Talvez a conseqüência mais notória da globalização seja o enfraquecimento do Estado-nação. Veja-se que ocorre justamente o contrário do que ocorreu nas outras ondas de mundialização, em que os Estados fortaleceram-se enormemente. Atualmente, o Estado, com as tradicionais características a ele associadas, especialmente a soberania, constitui um entrave ao processo globalizador. Houve um esvaziamento da soberania e da autonomia dos Estados nacionais (FARIA apud CELLI JUNIOR,1999, p. 53). Nesse contexto, o discurso neoliberal tomou proporções bastante significativas e, servindo aos donos do capital, praticamente derrubou o Estado Providência, ou Estado do Bem Estar Social (Welfare State), que, preocupado em garantir a seus cidadãos direitos sociais e igualdade, mergulhara em uma crise fiscal, que ainda perdura em diversos países. O neoliberalismo apresentou-se como se fosse a única saída para a crise político-econômica que o mundo atravessava com a referida

crise fiscal e o esgotamento do modelo socialista, ou mesmo social-democrata. Crise, aliás, que se renovou recentemente, a partir do final do ano de 2008, mas agora talvez como esgotamento do próprio modelo neoliberal, tendo em vista que suas soluções, ou tentativas de, envolveram grande intervenção estatal.
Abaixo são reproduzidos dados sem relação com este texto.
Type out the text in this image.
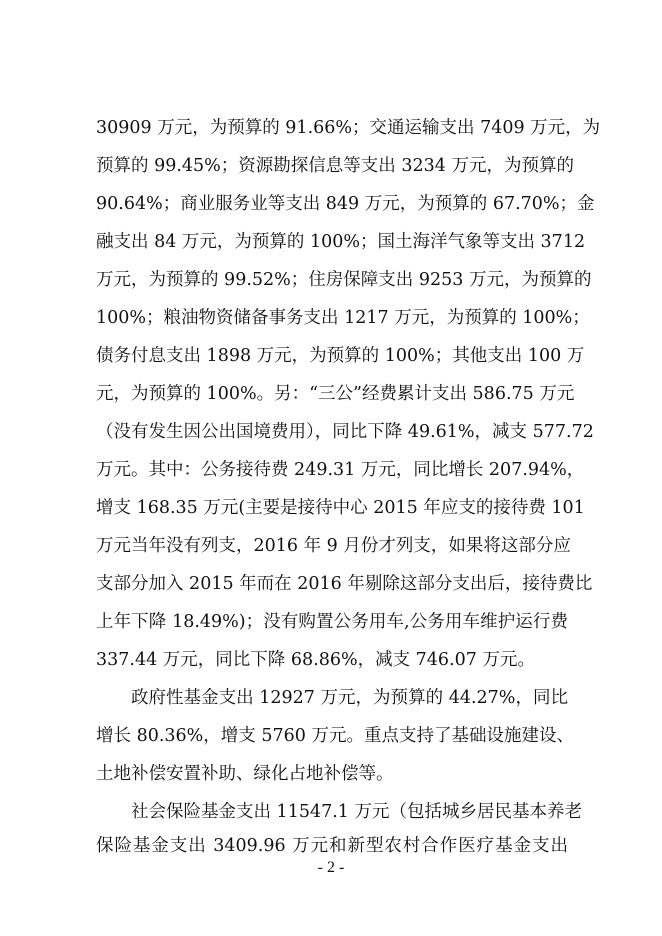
30909 万元，为预算的 91.66%；交通运输支出 7409 万元，为
预算的 99.45%；资源勘探信息等支出 3234 万元，为预算的
90.64%；商业服务业等支出 849 万元，为预算的 67.70%；金
融支出 84 万元，为预算的 100%；国土海洋气象等支出 3712
万元，为预算的 99.52%；住房保障支出 9253 万元，为预算的
100%；粮油物资储备事务支出 1217 万元，为预算的 100%；
债务付息支出 1898 万元，为预算的 100%；其他支出 100 万
元，为预算的 100%。另：“三公”经费累计支出 586.75 万元
（没有发生因公出国境费用），同比下降 49.61%，减支 577.72
万元。其中：公务接待费 249.31 万元，同比增长 207.94%，
增支 168.35 万元(主要是接待中心 2015 年应支的接待费 101
万元当年没有列支，2016 年 9 月份才列支，如果将这部分应
支部分加入 2015 年而在 2016 年剔除这部分支出后，接待费比
上年下降 18.49%)；没有购置公务用车,公务用车维护运行费
337.44 万元，同比下降 68.86%，减支 746.07 万元。
政府性基金支出 12927 万元，为预算的 44.27%，同比
增长 80.36%，增支 5760 万元。重点支持了基础设施建设、
土地补偿安置补助、绿化占地补偿等。
社会保险基金支出 11547.1 万元（包括城乡居民基本养老
保险基金支出 3409.96 万元和新型农村合作医疗基金支出
- 2 -
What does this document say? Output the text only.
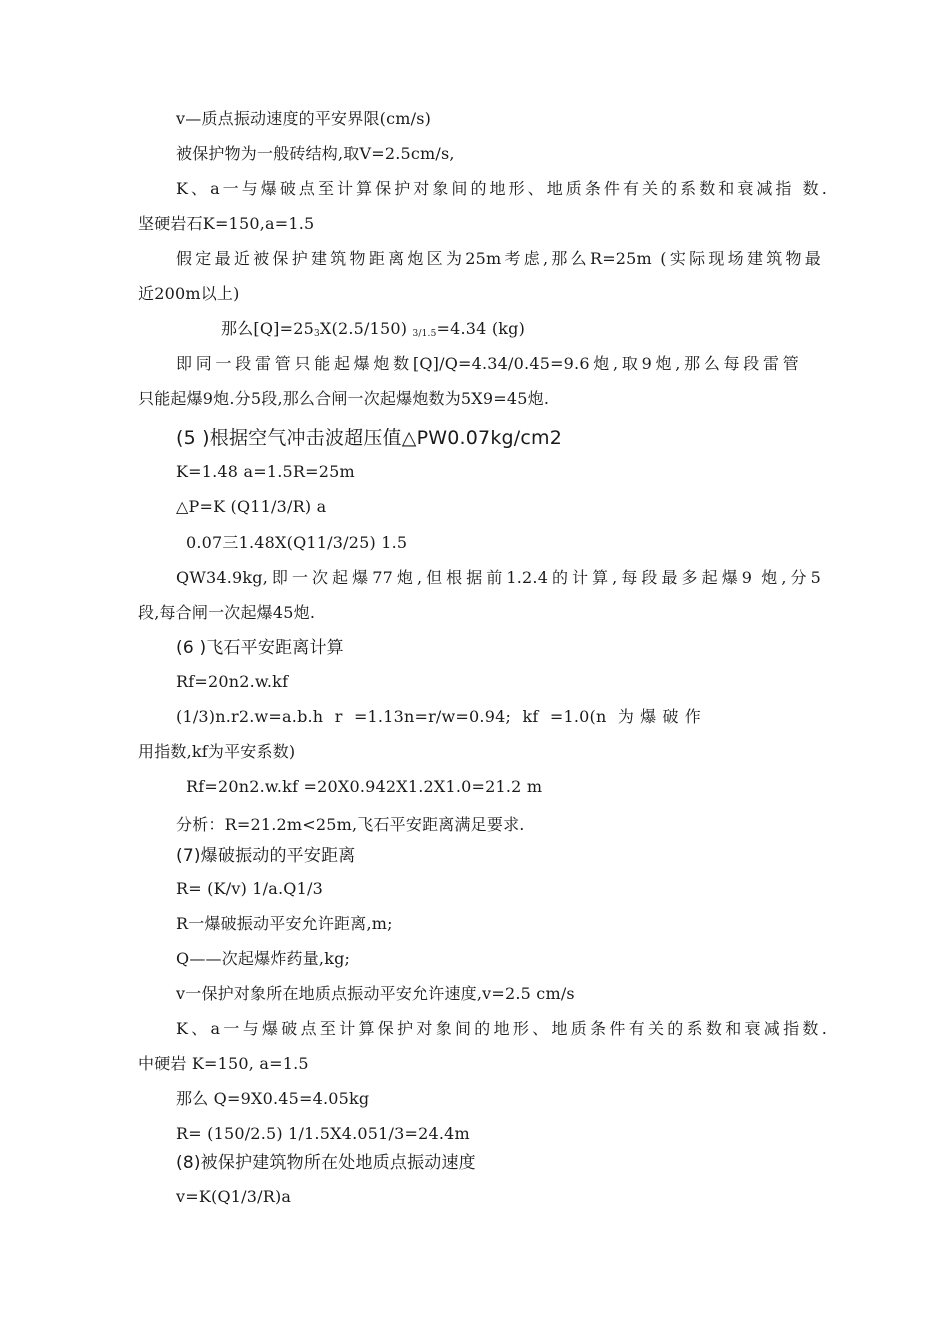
v—质点振动速度的平安界限(cm/s)
被保护物为一般砖结构,取V=2.5cm/s,
K、a一与爆破点至计算保护对象间的地形、地质条件有关的系数和衰减指 数.
坚硬岩石K=150,a=1.5
假定最近被保护建筑物距离炮区为25m考虑,那么R=25m (实际现场建筑物最
近200m以上)
那么$[Q]=25_3X(2.5/150)$ $_{3/1.5}$=4.34 (kg)
即同一段雷管只能起爆炮数[Q]/Q=4.34/0.45=9.6炮,取9炮,那么每段雷管
只能起爆9炮.分5段,那么合闸一次起爆炮数为5X9=45炮.
(5 )根据空气冲击波超压值△PW0.07kg/cm2
K=1.48 a=1.5R=25m
△P=K (Q11/3/R) a
0.07三1.48X(Q11/3/25) 1.5
QW34.9kg,即一次起爆77炮,但根据前1.2.4的计算,每段最多起爆9 炮,分5
段,每合闸一次起爆45炮.
(6 )飞石平安距离计算
Rf=20n2.w.kf
(1/3)n.r2.w=a.b.h r =1.13n=r/w=0.94; kf =1.0(n 为爆破作
用指数,kf为平安系数)
Rf=20n2.w.kf =20X0.942X1.2X1.0=21.2 m
分析：R=21.2m<25m,飞石平安距离满足要求.
(7)爆破振动的平安距离
R= (K/v) 1/a.Q1/3
R一爆破振动平安允许距离,m;
Q——次起爆炸药量,kg;
v一保护对象所在地质点振动平安允许速度,v=2.5 cm/s
K、a一与爆破点至计算保护对象间的地形、地质条件有关的系数和衰减指数.
中硬岩 K=150, a=1.5
那么 Q=9X0.45=4.05kg
R= (150/2.5) 1/1.5X4.051/3=24.4m
(8)被保护建筑物所在处地质点振动速度
v=K(Q1/3/R)a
O atual modelo capitalista especulativo não está preocupado com a produção. Assim, o desemprego no Estado neoliberal é estrutural. Como bem coloca Chauí (1999, p. 29):

O desemprego tornou-se estrutural, deixando de ser acidental ou expressão de uma crise conjuntural, porque a forma contemporânea do capitalismo, ao contrário de sua forma clássica, não opera por inclusão de toda a sociedade no mercado de trabalho e de consumo, mas por exclusão (grifo nosso).

Além disso, o modelo de divisão do trabalho também mudou. Hoje temos uma divisão internacional, graças à flexibilização das antigas plantas industriais rígidas (Taylor, Fayol e Ford). Essa divisão internacional do trabalho dificulta a tomada de consciência do trabalhador como classe, facilitando, em contrapartida, a redução e enfraquecimento de seus direitos sociais. A mobilidade das indústrias permite que os empresários barganhem a instalação de suas fábricas com vários Estados, ou até dentro de um mesmo país, possibilitando-lhes grandes vantagens fiscais, trabalhistas, ambientais, entre outras. Perde o Estado, perde o trabalhador, perde o meio ambiente, enfim, perde a sociedade.

Diante de todo esse quadro, a concentração do capital atinge níveis jamais vistos.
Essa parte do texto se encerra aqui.